Feeling (NYPD) Blue?
September 11, 2009 at 10:14 am
The Kelly Writers House recently announced its author lineup for Fellows this Spring. In case you've been holed up in Huntsman for so long that this doesn't mean anything to you, KWH Fellows, one of the coolest things Penn has to offer, brings three authors to campus each Spring to participate in a course, readings, and discussions with the Penn community. Past fellows have included Joan Didion (The Year of Magical Thinking), David Sedaris (Me Talk Pretty One Day, When You Are Engulfed In Flames), Art Spiegelman (Pulitzer Prize winning comic book, Maus), and more.
This year our friends at the Writers House have really outdone themselves, and will welcome Joyce Carol Oates (What I Lived For, Blonde), Susan Howe (My Emily Dickinson), and David Milch (NYPD Blue, Deadwood, John From Cincinnati). More info about the Fellows, courtesy of the KWH, after the jump.
Don't worry, you don't have to enroll in the class to get involved! All students have a chance to attend free readings and discussions with the authors by reserving spaces ahead of time, but boy do they go quickly! To avoid being like some of us, who watched the livestream of Joan Didion's reading on a laptop from the porch of the Writers House, reserve your spot now by e-mailing whfellow@writing.upenn.edu. (Author descriptions via KWH)
Joyce Carol Oates: February 15-16, 2010
The author of many distinguished books in several genres, Joyce Carol Oates is one of America's most versatile contemporary writers. In addition to numerous novels and short story collections, she has published poetry, plays, literary criticism, and the book-length essay On Boxing.
Ms. Oates's writing has earned her much praise and many awards, including the 2005 Prix Femina, France's literary prize for the best novel published in their country, for The Falls, 2004 Fairfax Prize for Lifetime Achievement in the Literary Arts, PEN/Malamud Award for Excellence in short fiction, the Rosenthal Award from the American Academy - Institute of Arts and Letters, a Guggenheim Fellowship, the O'Henry Prize for Continued Achievement in the Short Story, the National Book Award for her novel Them, and in 1978, membership in the American Academy-Institute. What I Lived For was nominated for the 1995 PEN/Faulkner Award. In 1999 Ms. Oates was nominated for the Nobel Prize for the third time.

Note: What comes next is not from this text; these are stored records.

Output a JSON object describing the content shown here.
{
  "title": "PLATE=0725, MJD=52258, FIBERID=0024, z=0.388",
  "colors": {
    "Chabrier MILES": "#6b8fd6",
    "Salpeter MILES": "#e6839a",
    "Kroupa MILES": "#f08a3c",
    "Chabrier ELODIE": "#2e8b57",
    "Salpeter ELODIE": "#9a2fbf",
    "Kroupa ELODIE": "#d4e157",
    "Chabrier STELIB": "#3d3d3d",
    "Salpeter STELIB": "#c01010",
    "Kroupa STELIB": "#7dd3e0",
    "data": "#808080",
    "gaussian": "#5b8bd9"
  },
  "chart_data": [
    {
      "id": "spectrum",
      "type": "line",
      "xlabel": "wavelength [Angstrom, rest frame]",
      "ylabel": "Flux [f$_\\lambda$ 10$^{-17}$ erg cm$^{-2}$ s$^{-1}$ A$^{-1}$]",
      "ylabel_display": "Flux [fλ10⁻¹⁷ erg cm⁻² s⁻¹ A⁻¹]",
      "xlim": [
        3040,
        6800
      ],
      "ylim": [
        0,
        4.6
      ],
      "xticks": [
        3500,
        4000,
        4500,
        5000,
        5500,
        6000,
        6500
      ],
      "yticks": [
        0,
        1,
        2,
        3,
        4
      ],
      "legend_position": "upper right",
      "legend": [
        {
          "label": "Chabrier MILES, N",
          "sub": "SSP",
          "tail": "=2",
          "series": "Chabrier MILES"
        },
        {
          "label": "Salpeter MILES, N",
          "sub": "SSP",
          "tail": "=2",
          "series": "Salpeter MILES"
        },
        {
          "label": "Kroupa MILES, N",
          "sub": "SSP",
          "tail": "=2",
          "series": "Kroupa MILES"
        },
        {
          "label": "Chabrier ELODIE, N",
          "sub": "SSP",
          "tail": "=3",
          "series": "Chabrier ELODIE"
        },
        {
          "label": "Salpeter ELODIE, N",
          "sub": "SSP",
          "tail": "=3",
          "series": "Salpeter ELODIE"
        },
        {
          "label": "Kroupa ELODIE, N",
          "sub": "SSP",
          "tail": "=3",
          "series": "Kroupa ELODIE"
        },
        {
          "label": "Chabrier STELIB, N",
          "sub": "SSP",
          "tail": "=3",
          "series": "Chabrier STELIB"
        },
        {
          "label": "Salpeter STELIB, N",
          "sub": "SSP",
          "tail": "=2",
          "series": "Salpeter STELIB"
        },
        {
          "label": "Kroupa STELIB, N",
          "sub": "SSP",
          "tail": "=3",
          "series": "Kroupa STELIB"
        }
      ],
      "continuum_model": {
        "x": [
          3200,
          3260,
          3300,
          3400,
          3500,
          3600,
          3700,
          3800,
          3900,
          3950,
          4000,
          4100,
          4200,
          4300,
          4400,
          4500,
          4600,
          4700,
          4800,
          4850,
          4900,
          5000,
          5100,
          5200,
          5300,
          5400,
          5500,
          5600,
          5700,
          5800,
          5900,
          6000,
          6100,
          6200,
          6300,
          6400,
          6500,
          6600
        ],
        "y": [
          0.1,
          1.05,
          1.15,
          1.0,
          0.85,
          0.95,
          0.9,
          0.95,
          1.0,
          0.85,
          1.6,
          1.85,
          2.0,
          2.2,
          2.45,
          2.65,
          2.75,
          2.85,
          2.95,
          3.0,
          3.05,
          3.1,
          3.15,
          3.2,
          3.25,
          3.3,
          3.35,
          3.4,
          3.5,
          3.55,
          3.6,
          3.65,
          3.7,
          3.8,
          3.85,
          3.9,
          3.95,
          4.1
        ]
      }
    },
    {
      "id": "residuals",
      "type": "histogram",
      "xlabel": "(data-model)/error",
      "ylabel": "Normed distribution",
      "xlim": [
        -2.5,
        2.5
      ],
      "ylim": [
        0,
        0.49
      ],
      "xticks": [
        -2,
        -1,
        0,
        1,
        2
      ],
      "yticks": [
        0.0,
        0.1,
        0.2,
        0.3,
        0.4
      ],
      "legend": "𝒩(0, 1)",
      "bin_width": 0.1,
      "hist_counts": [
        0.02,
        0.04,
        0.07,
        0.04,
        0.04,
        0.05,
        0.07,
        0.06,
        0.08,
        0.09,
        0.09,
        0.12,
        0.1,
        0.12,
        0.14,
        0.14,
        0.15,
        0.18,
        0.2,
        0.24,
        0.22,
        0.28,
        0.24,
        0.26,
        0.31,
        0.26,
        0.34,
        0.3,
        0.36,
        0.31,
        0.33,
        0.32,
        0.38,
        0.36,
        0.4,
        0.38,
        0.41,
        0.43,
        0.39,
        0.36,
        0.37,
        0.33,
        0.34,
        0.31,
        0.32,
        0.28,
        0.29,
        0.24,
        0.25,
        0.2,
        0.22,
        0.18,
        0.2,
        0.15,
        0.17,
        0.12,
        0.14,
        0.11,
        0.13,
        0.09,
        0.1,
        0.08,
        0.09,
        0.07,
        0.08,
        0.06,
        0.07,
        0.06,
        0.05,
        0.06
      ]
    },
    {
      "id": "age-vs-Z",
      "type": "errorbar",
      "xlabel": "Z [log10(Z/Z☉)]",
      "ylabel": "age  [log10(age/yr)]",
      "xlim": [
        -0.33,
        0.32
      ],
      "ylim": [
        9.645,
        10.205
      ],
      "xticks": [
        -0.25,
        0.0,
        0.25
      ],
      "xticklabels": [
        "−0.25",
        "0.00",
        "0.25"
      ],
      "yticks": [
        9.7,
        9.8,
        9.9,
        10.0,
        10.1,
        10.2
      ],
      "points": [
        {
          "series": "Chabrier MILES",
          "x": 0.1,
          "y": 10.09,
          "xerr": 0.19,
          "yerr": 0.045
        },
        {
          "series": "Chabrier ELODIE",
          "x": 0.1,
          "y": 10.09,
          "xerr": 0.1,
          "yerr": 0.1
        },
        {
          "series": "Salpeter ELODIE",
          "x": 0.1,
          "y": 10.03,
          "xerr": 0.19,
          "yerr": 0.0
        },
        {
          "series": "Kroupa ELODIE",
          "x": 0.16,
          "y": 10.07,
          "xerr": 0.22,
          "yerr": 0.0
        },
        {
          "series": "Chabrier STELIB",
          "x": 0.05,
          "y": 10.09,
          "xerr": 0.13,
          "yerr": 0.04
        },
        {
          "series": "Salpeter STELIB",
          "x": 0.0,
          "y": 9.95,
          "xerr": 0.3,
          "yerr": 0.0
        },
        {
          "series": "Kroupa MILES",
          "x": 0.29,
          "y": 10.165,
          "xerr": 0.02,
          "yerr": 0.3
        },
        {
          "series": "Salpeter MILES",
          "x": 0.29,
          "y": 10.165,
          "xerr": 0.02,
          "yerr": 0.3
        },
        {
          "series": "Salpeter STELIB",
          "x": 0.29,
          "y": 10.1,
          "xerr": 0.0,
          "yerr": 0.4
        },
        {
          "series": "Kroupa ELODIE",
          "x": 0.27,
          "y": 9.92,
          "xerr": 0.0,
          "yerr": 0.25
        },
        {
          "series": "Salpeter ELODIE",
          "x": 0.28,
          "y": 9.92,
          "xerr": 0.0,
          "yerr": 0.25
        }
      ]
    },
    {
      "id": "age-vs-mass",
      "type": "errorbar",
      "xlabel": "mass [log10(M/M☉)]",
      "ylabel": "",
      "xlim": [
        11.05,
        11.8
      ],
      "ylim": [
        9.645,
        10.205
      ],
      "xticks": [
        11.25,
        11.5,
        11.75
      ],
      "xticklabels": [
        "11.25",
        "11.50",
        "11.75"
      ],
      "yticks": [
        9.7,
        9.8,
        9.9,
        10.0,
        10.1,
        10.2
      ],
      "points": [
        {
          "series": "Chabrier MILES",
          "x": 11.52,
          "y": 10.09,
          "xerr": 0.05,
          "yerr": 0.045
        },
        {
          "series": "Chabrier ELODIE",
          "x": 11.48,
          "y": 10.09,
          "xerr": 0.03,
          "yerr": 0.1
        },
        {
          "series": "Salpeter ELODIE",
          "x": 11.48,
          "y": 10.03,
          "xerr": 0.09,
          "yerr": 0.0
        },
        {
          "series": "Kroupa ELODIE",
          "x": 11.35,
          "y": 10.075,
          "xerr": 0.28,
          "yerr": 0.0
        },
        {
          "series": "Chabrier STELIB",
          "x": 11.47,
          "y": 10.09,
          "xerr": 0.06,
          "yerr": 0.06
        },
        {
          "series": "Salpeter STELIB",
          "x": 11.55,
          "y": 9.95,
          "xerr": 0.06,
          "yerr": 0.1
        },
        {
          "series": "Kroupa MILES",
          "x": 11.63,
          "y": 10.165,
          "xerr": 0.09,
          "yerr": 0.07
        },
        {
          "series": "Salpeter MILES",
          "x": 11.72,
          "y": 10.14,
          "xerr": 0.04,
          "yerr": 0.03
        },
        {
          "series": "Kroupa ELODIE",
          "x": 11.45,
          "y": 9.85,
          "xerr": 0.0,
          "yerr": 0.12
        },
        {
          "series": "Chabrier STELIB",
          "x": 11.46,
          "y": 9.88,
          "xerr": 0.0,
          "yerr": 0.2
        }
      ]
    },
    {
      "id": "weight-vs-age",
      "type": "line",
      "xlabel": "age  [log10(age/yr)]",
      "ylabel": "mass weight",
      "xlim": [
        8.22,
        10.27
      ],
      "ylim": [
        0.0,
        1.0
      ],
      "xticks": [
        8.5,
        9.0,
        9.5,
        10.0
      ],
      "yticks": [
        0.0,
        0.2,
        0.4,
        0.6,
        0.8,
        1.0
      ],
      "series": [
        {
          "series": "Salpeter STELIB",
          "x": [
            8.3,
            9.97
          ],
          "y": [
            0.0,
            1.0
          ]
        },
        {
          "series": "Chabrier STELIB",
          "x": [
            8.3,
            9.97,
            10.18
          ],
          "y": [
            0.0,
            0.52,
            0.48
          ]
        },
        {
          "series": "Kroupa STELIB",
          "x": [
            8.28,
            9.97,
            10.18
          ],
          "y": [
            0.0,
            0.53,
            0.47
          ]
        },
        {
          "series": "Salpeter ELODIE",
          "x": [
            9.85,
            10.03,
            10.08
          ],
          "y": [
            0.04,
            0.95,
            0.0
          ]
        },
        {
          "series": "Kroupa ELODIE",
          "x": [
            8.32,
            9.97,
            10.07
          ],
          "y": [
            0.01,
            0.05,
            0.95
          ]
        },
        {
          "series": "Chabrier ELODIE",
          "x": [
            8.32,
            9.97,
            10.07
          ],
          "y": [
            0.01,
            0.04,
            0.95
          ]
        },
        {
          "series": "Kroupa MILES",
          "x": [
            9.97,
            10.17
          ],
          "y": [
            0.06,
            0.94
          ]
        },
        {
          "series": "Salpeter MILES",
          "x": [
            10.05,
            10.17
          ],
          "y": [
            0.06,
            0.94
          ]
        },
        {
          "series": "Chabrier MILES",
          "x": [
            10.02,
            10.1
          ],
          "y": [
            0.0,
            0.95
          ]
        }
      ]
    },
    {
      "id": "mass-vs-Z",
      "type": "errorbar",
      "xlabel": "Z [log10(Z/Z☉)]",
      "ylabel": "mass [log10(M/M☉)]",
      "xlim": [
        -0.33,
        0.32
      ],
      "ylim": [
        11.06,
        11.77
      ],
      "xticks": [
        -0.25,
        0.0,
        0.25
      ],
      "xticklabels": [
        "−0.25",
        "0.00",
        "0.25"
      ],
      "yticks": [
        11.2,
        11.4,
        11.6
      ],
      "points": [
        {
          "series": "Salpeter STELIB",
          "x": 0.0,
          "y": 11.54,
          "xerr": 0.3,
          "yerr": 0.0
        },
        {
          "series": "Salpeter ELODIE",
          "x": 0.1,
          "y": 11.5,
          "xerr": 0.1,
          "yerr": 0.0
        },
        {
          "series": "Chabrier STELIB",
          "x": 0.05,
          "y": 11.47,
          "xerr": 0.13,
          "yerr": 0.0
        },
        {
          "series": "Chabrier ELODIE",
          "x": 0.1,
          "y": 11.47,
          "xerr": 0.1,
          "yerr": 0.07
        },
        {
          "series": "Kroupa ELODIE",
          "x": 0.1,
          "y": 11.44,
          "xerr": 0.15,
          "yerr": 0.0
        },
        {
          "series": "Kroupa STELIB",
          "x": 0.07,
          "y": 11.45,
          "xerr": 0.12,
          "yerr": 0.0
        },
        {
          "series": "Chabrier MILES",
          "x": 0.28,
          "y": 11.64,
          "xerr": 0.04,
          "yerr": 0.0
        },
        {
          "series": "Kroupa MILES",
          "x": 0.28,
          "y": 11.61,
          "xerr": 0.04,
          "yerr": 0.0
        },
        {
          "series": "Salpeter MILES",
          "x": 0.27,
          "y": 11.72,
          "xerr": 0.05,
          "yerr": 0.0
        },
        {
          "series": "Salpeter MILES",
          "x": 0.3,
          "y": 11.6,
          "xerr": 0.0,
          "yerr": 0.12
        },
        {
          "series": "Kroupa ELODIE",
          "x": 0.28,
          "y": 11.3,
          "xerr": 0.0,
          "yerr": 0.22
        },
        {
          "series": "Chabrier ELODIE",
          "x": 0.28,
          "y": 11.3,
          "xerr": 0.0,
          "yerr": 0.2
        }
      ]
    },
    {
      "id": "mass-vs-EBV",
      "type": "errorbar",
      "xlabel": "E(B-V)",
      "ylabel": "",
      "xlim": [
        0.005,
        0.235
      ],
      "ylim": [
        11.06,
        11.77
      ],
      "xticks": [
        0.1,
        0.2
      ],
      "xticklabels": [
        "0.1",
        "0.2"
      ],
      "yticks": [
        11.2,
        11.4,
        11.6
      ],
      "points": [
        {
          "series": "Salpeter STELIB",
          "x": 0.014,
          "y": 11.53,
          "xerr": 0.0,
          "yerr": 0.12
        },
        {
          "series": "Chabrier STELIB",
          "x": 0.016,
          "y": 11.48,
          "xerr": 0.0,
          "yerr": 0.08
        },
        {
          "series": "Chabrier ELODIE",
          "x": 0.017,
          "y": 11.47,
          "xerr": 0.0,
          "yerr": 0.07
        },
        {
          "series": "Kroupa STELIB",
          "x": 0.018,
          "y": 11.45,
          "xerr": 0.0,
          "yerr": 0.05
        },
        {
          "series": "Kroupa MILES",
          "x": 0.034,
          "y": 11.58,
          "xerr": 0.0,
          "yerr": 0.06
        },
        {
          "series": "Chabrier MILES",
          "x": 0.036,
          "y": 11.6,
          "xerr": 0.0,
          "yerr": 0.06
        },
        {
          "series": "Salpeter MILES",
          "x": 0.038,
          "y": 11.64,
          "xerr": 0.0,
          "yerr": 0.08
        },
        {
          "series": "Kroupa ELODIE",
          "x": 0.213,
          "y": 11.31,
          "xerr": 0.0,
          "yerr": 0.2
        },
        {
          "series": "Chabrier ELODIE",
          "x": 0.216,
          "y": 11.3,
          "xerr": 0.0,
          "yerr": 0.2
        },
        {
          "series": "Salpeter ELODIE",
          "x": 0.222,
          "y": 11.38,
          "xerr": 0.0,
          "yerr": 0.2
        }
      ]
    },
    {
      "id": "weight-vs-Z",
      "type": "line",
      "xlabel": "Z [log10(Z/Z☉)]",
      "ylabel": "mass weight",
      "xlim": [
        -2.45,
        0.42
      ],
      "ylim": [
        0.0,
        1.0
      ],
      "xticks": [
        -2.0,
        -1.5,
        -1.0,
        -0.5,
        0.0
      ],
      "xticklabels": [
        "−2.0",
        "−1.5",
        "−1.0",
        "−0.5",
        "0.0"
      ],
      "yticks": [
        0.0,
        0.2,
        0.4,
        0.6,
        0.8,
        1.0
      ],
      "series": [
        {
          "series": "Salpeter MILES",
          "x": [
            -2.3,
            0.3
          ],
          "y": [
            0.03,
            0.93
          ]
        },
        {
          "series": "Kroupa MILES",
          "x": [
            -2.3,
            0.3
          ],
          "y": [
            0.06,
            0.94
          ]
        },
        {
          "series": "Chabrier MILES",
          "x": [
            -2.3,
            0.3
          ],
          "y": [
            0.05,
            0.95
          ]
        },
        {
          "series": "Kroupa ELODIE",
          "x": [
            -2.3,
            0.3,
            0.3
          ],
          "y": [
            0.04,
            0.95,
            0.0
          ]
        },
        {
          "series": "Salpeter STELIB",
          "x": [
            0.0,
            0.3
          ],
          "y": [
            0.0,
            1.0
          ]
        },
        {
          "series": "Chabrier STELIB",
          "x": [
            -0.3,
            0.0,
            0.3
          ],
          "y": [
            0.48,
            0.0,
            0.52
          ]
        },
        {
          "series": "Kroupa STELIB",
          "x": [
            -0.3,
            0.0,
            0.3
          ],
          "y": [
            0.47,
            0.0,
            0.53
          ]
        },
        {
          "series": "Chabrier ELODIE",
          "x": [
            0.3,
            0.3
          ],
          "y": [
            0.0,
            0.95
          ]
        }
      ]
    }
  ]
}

Susan Howe: March 22-23, 2010
Susan Howe has defied pat definitions of contemporary avant-garde poetry and has created a diverse body work in varied media and across many disciplines. Her critical work includes the book My Emily Dickinson, which has been called "one of our seminal works of creative scholarship" by the poet Michael Palmer. Ms. Howe has been active as an actress, a painter, and a radio producer, and has collaborated with experimental musician David Grubbs on a series of interdisciplinary projects including two audio compilations - Thiefth and Songs of the Labadie Tract.
Ms. Howe has received two American Book Awards and was elected to the American Academy of Arts and Sciences in 1999. In 1996 she was awarded a Guggenheim Fellowship and in 1998 she was a distinguished fellow at the Stanford Institute of the Humanities. She was elected a Chancellor of The Academy of American Poets in 2000.
David Milch: April 26-27, 2010
Screenwriter and producer David Milch is known for complex, rich characters and drama that is at once beautiful, profane, complex and sublime; modern and Elizabethan; low and high; comic and tragic. Mr. Milch is the creator (and, often, the main writer) of the television series NYPD Blue, Deadwood, and John From Cincinnati and has worked as executive producer on those shows and others. His joining the writing team at Hill Street Blues (in season 3) many credit as the turning point in that long-running drama.
He is currently developing Last of the Ninth, a drama set in the New York Police Department during the 1970s, with collaborator and friend Bill Clark.
Mr. Milch won the "Outstanding Writing in a Drama Series" Emmy in 1983 for Hill Street Blues and in 1995, 1997 and 1998 for NYPD Blue, among many nominations. He has also won three Humanitas Prizes and two Edgar Allan Poe Awards, which honor mystery writers of all kinds. In 1994, Mr. Milch was named Television Producer of the Year by the Producers Guild of America and in 1999 he was the recipient of the Laurel Award from the Writers Guild of America for Television Writing Achievement. A star on Hollywood's Walk of Fame was dedicated to Mr. Milch in 2006.